Worin hat sich vor allem der Erfolg des Projektes gezeigt?
Besonders deutlich wurde der Nutzen zeitversetzter Videointerviews am Rekrutierungsergebnis: In einer ersten Evaluierung des Projekts wurde deutlich, dass 20 Prozent der im Assessment Center erfolgreichen Bewerber anhand der Lebenslaufanalyse nur als B-Bewerber klassifiziert worden waren. Diese wären dem Unternehmen unter Umständen verloren gegangen. Die Deutsche Telekom erhöhte die Sicherheit, keine Talente aus Versehen im Prozess zu verlieren. Da der gesamte Auswahlprozess überdies fair im Hinblick auf Geschlecht und internationalen Background der Bewerber verlief, erfüllt das Unternehmen höchste Ansprüche an ein faires Recruiting im anspruchsvollen Diversity Kontext.

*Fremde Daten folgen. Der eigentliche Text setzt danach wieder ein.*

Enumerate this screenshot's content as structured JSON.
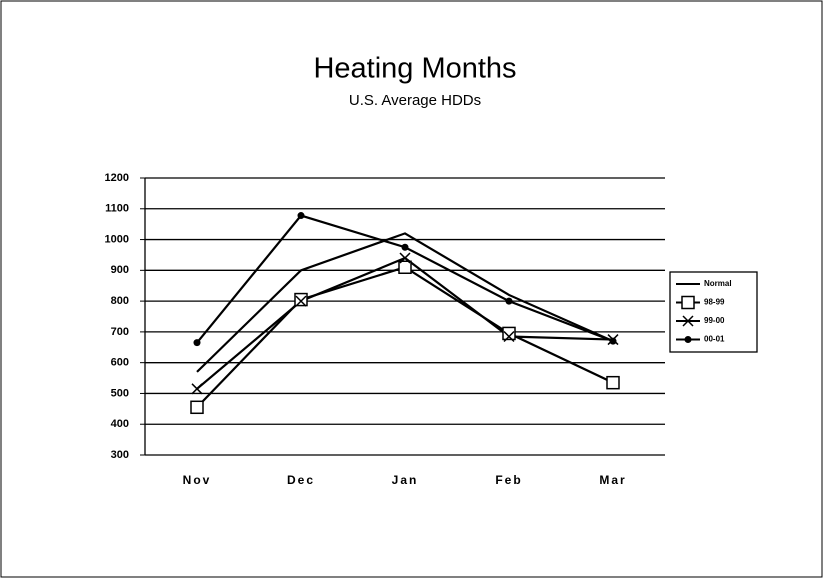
{
  "chart_data": {
    "type": "line",
    "title": "Heating Months",
    "subtitle": "U.S. Average HDDs",
    "categories": [
      "Nov",
      "Dec",
      "Jan",
      "Feb",
      "Mar"
    ],
    "series": [
      {
        "name": "Normal",
        "color": "#000000",
        "marker": "none",
        "values": [
          570,
          900,
          1020,
          820,
          670
        ]
      },
      {
        "name": "98-99",
        "color": "#000000",
        "marker": "square",
        "values": [
          455,
          805,
          910,
          695,
          535
        ]
      },
      {
        "name": "99-00",
        "color": "#000000",
        "marker": "x",
        "values": [
          515,
          800,
          940,
          685,
          675
        ]
      },
      {
        "name": "00-01",
        "color": "#000000",
        "marker": "circle",
        "values": [
          665,
          1078,
          975,
          800,
          670
        ]
      }
    ],
    "ylim": [
      300,
      1200
    ],
    "yticks": [
      300,
      400,
      500,
      600,
      700,
      800,
      900,
      1000,
      1100,
      1200
    ],
    "grid": true,
    "legend": "right"
  }
}
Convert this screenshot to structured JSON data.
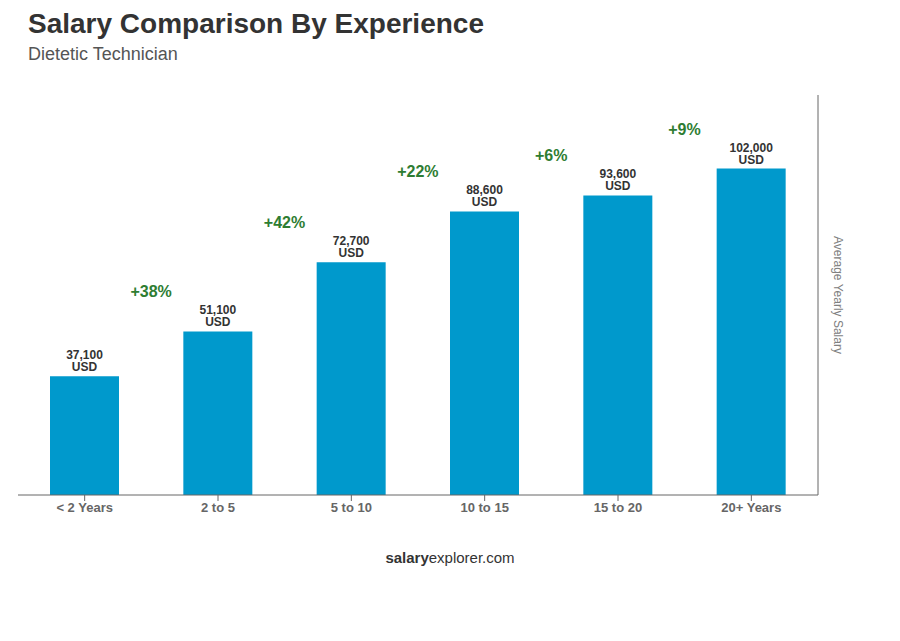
{
  "chart_data": {
    "type": "bar",
    "title": "Salary Comparison By Experience",
    "subtitle": "Dietetic Technician",
    "categories": [
      "< 2 Years",
      "2 to 5",
      "5 to 10",
      "10 to 15",
      "15 to 20",
      "20+ Years"
    ],
    "values": [
      37100,
      51100,
      72700,
      88600,
      93600,
      102000
    ],
    "value_labels": [
      "37,100 USD",
      "51,100 USD",
      "72,700 USD",
      "88,600 USD",
      "93,600 USD",
      "102,000 USD"
    ],
    "data_labels": true,
    "color": "#0099cc",
    "ylabel": "Average Yearly Salary",
    "ylim": [
      0,
      125000
    ],
    "tick_labels": "x",
    "grid": false,
    "annotations": [
      "+38%",
      "+42%",
      "+22%",
      "+6%",
      "+9%"
    ],
    "footer": [
      "salary",
      "explorer.com"
    ]
  }
}
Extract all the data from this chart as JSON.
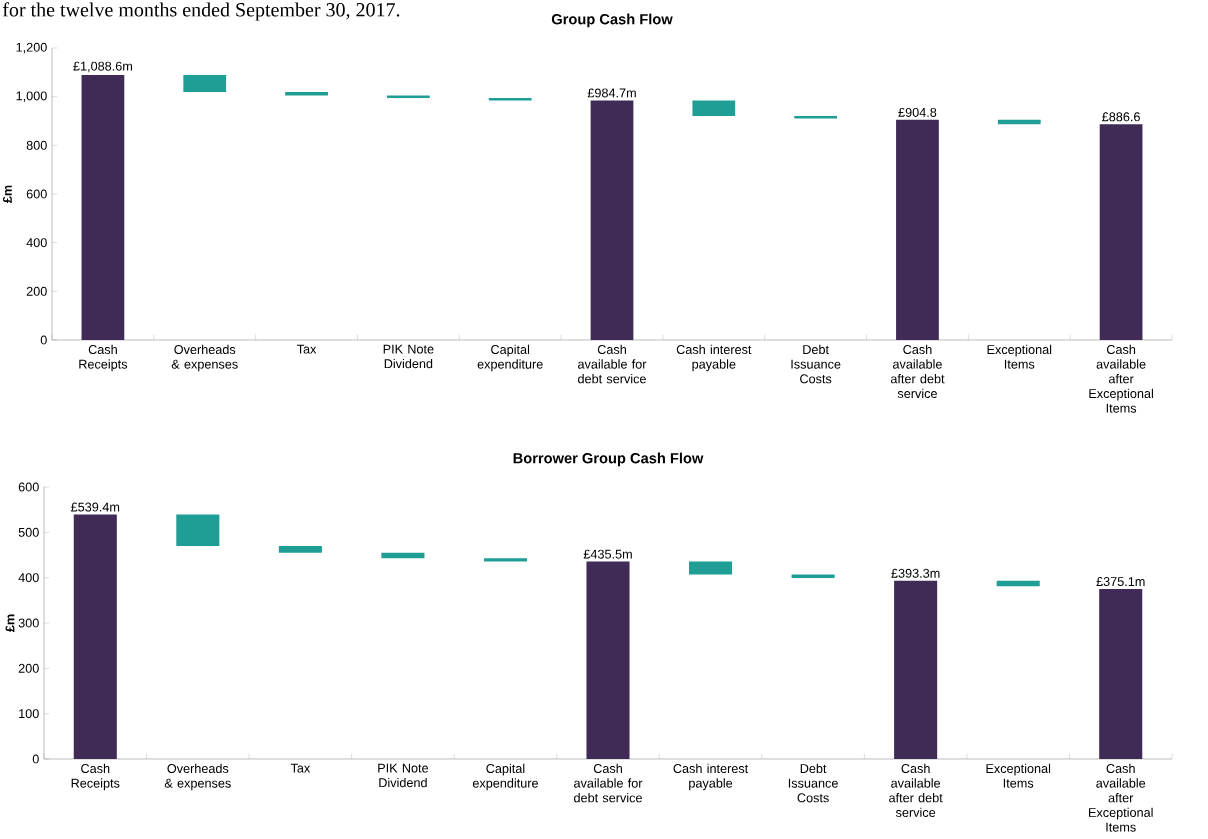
{
  "chart_data": [
    {
      "type": "bar",
      "title": "Group Cash Flow",
      "ylabel": "£m",
      "annotations": [
        "for the twelve months ended September 30, 2017."
      ],
      "categories": [
        "Cash Receipts",
        "Overheads & expenses",
        "Tax",
        "PIK Note Dividend",
        "Capital expenditure",
        "Cash available for debt service",
        "Cash interest payable",
        "Debt Issuance Costs",
        "Cash available after debt service",
        "Exceptional Items",
        "Cash available after Exceptional Items"
      ],
      "series": [
        {
          "values": [
            1088.6,
            69.6,
            14,
            11,
            9.3,
            984.7,
            64.7,
            10,
            904.8,
            18.2,
            886.6
          ],
          "base": [
            0,
            1019,
            1005,
            994,
            984.7,
            0,
            920,
            910,
            0,
            886.6,
            0
          ],
          "colors": [
            "#3f2b56",
            "#1f9e95",
            "#1f9e95",
            "#1f9e95",
            "#1f9e95",
            "#3f2b56",
            "#1f9e95",
            "#1f9e95",
            "#3f2b56",
            "#1f9e95",
            "#3f2b56"
          ],
          "value_labels": [
            "£1,088.6m",
            null,
            null,
            null,
            null,
            "£984.7m",
            null,
            null,
            "£904.8",
            null,
            "£886.6"
          ]
        }
      ],
      "ylim": [
        0,
        1200
      ],
      "yticks": [
        0,
        200,
        400,
        600,
        800,
        {
          "value": 1000,
          "label": "1,000"
        },
        {
          "value": 1200,
          "label": "1,200"
        }
      ]
    },
    {
      "type": "bar",
      "title": "Borrower Group Cash Flow",
      "ylabel": "£m",
      "categories": [
        "Cash Receipts",
        "Overheads & expenses",
        "Tax",
        "PIK Note Dividend",
        "Capital expenditure",
        "Cash available for debt service",
        "Cash interest payable",
        "Debt Issuance Costs",
        "Cash available after debt service",
        "Exceptional Items",
        "Cash available after Exceptional Items"
      ],
      "series": [
        {
          "values": [
            539.4,
            69.4,
            15,
            12,
            7.5,
            435.5,
            28.5,
            8,
            393.3,
            12,
            375.1
          ],
          "base": [
            0,
            470,
            455,
            443,
            435.5,
            0,
            407,
            399,
            0,
            381,
            0
          ],
          "colors": [
            "#3f2b56",
            "#1f9e95",
            "#1f9e95",
            "#1f9e95",
            "#1f9e95",
            "#3f2b56",
            "#1f9e95",
            "#1f9e95",
            "#3f2b56",
            "#1f9e95",
            "#3f2b56"
          ],
          "value_labels": [
            "£539.4m",
            null,
            null,
            null,
            null,
            "£435.5m",
            null,
            null,
            "£393.3m",
            null,
            "£375.1m"
          ]
        }
      ],
      "ylim": [
        0,
        600
      ],
      "yticks": [
        0,
        100,
        200,
        300,
        400,
        500,
        600
      ]
    }
  ]
}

Zudem konnte sich die Deutsche Telekom durch den Einsatz der interview suite als moderner und innovativer Arbeitgeber bei ihren Bewerbern präsentieren und unterstrich die Positionierung des Telekommunikationskonzerns als Innovator und visionärer Global Player. In einem effizienten Prozess hat der Konzern zudem vielfältige internationale Talente entdeckt, die Vision und Unternehmenskultur des Konzerns teilen.